Clergy-backed Shiites and independence-minded Kurds swept to victory in Iraq's landmark elections, propelling to power the groups that suffered most under Saddam Hussein and forcing Sunni Arabs to the margins for the first time in modern history, according to final results released on Sunday.

But the Shiites' 48 per cent of the vote is far short of the two-thirds majority needed to control the 275-member National Assembly. The results threw immediate focus on Iraqi leaders' backdoor dealmaking to create a new coalition government - possibly in an alliance with the Kurds - and on efforts to lure Sunnis into the fold and away from a bloody insurgency.
Interim Prime Minister Ayad Allawi, the secular Shiite chosen by the United States to lead this country for the last eight turbulent months, fared poorly - his ticket finishing a distant third behind the religious Shiites and Kurds.
"This is a new birth for Iraq," election commission spokesman Farid Ayar said, announcing results of the Jan. 30 polling, the first free election in Iraq in more than 50 years and the first since Saddam fell.
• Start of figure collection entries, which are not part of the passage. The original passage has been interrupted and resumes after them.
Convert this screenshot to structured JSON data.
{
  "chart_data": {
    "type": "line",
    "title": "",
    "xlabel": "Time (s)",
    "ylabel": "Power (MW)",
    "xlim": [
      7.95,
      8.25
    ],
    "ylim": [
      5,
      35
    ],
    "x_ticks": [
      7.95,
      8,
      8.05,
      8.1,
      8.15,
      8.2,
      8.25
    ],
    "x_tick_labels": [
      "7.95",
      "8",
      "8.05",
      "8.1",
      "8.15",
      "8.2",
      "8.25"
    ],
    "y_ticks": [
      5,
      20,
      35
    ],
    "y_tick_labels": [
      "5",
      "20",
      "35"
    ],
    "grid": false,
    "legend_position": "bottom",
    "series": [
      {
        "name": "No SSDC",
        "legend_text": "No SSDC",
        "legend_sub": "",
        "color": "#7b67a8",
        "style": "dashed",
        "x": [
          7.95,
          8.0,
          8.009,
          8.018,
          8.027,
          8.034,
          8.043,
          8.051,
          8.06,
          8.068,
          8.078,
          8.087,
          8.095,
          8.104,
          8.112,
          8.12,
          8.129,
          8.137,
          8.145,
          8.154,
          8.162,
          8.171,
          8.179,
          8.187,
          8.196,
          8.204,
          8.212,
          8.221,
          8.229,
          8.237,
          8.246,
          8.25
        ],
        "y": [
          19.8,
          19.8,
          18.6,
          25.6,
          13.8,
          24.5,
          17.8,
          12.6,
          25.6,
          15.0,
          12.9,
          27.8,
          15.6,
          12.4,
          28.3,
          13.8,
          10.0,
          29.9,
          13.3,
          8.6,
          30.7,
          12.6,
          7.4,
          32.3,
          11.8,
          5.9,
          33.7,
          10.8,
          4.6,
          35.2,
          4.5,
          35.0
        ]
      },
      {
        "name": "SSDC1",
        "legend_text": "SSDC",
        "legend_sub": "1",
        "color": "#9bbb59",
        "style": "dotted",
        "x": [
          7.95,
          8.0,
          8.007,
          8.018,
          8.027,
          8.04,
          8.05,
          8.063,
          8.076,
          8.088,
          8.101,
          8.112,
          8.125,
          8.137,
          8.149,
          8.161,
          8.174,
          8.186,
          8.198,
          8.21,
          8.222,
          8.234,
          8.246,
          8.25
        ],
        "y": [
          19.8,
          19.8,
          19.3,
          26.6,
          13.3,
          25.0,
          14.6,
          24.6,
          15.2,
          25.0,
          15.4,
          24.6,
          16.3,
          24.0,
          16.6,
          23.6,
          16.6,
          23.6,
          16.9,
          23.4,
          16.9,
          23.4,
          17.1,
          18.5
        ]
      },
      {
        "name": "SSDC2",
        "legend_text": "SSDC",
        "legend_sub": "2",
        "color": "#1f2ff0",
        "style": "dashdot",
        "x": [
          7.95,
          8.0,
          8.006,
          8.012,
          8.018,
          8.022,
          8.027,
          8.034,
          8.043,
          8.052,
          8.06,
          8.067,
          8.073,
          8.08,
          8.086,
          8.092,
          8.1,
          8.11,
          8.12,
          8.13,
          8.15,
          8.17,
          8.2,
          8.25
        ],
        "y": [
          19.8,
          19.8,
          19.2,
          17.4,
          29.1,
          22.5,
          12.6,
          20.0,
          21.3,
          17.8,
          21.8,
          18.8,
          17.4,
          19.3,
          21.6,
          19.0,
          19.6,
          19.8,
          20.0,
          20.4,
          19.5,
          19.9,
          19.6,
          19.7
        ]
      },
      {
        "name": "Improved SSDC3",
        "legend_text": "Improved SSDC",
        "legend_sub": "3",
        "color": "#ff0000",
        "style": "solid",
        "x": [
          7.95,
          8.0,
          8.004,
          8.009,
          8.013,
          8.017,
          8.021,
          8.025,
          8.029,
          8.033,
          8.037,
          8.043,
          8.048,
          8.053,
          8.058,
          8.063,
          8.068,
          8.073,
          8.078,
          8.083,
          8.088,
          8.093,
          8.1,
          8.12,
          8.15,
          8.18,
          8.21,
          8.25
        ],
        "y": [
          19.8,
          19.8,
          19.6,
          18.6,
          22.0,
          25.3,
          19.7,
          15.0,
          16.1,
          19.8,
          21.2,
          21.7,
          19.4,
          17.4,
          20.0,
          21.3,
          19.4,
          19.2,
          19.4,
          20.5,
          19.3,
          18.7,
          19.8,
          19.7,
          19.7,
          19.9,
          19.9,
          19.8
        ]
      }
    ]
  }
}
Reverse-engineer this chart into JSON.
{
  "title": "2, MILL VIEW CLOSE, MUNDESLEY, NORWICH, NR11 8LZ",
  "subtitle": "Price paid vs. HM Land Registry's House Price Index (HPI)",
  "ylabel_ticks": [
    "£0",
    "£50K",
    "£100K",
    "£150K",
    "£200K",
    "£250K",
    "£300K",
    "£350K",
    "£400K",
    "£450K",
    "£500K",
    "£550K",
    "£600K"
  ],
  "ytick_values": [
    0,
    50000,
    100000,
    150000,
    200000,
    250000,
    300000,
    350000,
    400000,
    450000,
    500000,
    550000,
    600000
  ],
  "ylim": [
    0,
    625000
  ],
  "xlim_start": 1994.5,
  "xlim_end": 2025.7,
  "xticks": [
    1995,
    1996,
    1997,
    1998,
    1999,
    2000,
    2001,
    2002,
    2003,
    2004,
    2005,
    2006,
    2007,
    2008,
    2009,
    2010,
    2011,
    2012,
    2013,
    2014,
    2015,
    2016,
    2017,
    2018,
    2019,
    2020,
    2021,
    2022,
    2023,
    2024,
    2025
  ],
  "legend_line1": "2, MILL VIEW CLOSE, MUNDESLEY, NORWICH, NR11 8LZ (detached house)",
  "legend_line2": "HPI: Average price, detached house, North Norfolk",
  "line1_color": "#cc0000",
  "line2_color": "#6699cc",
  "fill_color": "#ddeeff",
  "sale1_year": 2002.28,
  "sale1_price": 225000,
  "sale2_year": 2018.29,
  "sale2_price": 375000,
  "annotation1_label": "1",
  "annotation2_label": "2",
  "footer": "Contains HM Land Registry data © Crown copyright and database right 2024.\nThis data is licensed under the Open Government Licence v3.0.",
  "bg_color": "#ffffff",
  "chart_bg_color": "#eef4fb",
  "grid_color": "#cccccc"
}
Iraqi voters "became a legend in their confrontation with terrorists."
Iraqi Kurds danced in the streets and waved Kurdish flags when results were announced in the oil-rich, ethnically mixed city of Kirkuk. Thousands more Kurds - a people who were gassed and forced from their homes by Saddam's forces - turned out in Sulaimaniyah, firing weapons in the air and carrying posters of their leaders. "I feel that I am born again," said Bakhtiyar Mohammed, 42. "I am very happy because we suffered a lot. Now I can say that I am an Iraqi Kurd with pride."
The Shiite-dominated United Iraqi Alliance ticket received 4,075,295 votes, or about 48 per cent of the total cast, officials said.
The Kurdistan Alliance, a coalition of two main Kurdish parties, finished second with 2,175,551 votes, or 26 per cent. And the Iraqi List headed by Allawi stood third with 1,168,943 votes, or nearly 14 per cent.
The US State Department called the election a "positive and significant accomplishment" and urged Iraqis who were not elected to remain involved in the political process.